Resultados e Discussão
Um elemento relevante para analisar os discursos sobre a loucura e o feminino é o resgate das representações sobre a “histeria”. Ao discutir essa representação, Stuart Hall (2016) toma como objeto o quadro “A lição clínica do Doutor Charcot”, de André Brouillet. Esta obra permite compreender a construção, naquele momento histórico, da histeria como uma condição simbolicamente feminina. Também se ilustra a performance característica do tema por Charcot, em Salpêtrière. Palestras abertas, fotografias e outros recursos indicam uma construção discursiva em que se explicita o poder exercido pela figura de autoridade masculina diante da manifestação da “histeria” feminina.
Na abordagem atual da psiquiatria diante do sofrimento psíquico de mulheres, percebe-se a necessidade de um olhar gendrado (Zanello, 2014). É necessário ir além do confronto entre análises epidemiológicas fundamentadas em um substrato biológico ou em causas sociais. A semiologia psiquiátrica, assim como outras áreas da medicina, é mediada pela linguagem e cultura. Constata-se que gênero é um fator na formação dos sintomas e manifestação dos transtornos, que não existem critérios diagnósticos neutros, e que ignorar esse olhar gendrado amplia o risco de medicalização/psiquiatrização de mazelas sociais (Zanello, 2014).
Uma das possíveis manifestações de sofrimento psíquico relacionado à questão de gênero se expressa nas vivências da mulher “dona de casa”, que assume múltiplas funções no âmbito doméstico, sem apoio e sem reconhecimento social (Santos; Diniz, 2018). De forma semelhante, mulheres “cuidadoras” vivenciam ausência da divisão da atividade de cuidado, sobrecarga, má qualidade de vida, insatisfação com relações familiares e maior prevalência de transtornos psiquiátricos menores (Kantorski et al., 2019).

Conclusões/Considerações finais
Conclui-se que não é possível pensar a saúde mental da mulher sem pensar nas condições sociais de sua existência. É necessário perceber a compreensão dessa questão como algo estreitamente relacionado à linguagem e à cultura, o que se expressa nas construções discursivas históricas sobre os transtornos mentais em mulheres.
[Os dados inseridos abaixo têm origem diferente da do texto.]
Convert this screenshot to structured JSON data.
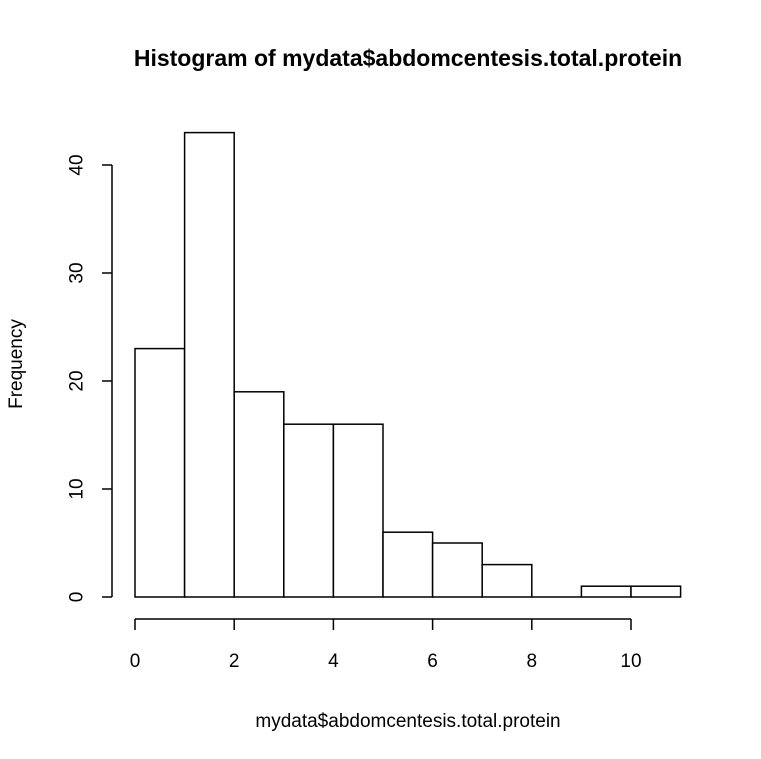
{
  "chart_data": {
    "type": "bar",
    "title": "Histogram of mydata$abdomcentesis.total.protein",
    "xlabel": "mydata$abdomcentesis.total.protein",
    "ylabel": "Frequency",
    "bins": [
      {
        "x0": 0,
        "x1": 1,
        "count": 23
      },
      {
        "x0": 1,
        "x1": 2,
        "count": 43
      },
      {
        "x0": 2,
        "x1": 3,
        "count": 19
      },
      {
        "x0": 3,
        "x1": 4,
        "count": 16
      },
      {
        "x0": 4,
        "x1": 5,
        "count": 16
      },
      {
        "x0": 5,
        "x1": 6,
        "count": 6
      },
      {
        "x0": 6,
        "x1": 7,
        "count": 5
      },
      {
        "x0": 7,
        "x1": 8,
        "count": 3
      },
      {
        "x0": 8,
        "x1": 9,
        "count": 0
      },
      {
        "x0": 9,
        "x1": 10,
        "count": 1
      },
      {
        "x0": 10,
        "x1": 11,
        "count": 1
      }
    ],
    "x_ticks": [
      0,
      2,
      4,
      6,
      8,
      10
    ],
    "y_ticks": [
      0,
      10,
      20,
      30,
      40
    ],
    "xlim": [
      0,
      11
    ],
    "ylim": [
      0,
      43
    ],
    "grid": false,
    "bar_fill": "#ffffff",
    "bar_stroke": "#000000"
  }
}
Por outro lado, evidenciam-se algumas consequências, para a dinâmica psicossocial e a manifestação de sofrimento psíquico, de ser mulher em uma sociedade patriarcal. Essas conclusões tornam imprescindível refletir sobre o papel de profissionais de saúde, gestores e da sociedade em geral no compromisso com a transformação dessa realidade, por meio da oferta de serviços adequados a essas condições e de apoio a ações coletivas de empoderamento, como construídas pela luta feminista.

Referências
CRUZ, N.F.O.; GONÇALVES, R.W.; DELGADO, P.G.G. Retrocesso da reforma psiquiátrica: o desmonte da política nacional de saúde mental brasileira de 2016 a 2019. Trabalho, Educação e Saúde, v. 18, n. 3, 2020.
HALL. S. Cultura e representação. Rio de Janeiro: PUC-Rio; Apicuri, 2016.
KANTORSKI, L.P. et al. Gênero como marcador das relações de cuidado informal em saúde mental. Cadernos Saúde Coletiva, v. 27, 2019.
SANTOS, L.S.; DINIZ, G.R.S. Saúde mental de mulheres donas de casa: um olhar feminista-fenomenológico-existencial. Psicol. clin., Rio de Janeiro, v. 30, n. 1, 2018.
SOUTO, K.; MOREIRA, M. R. Política Nacional de Atenção Integral à Saúde da Mulher: protagonismo do movimento de mulheres. Saúde em Debate, v. 45, n. 130, 2021.
ZANELLO, V. A saúde mental sob o viés de gênero: uma releitura gendrada da epidemiologia, da semiologia e da interpretação diagnóstica. In: ZANELLO, V.; ANDRADE, A.P.M. Saúde mental e gênero. Curitiba: Appris, 2014.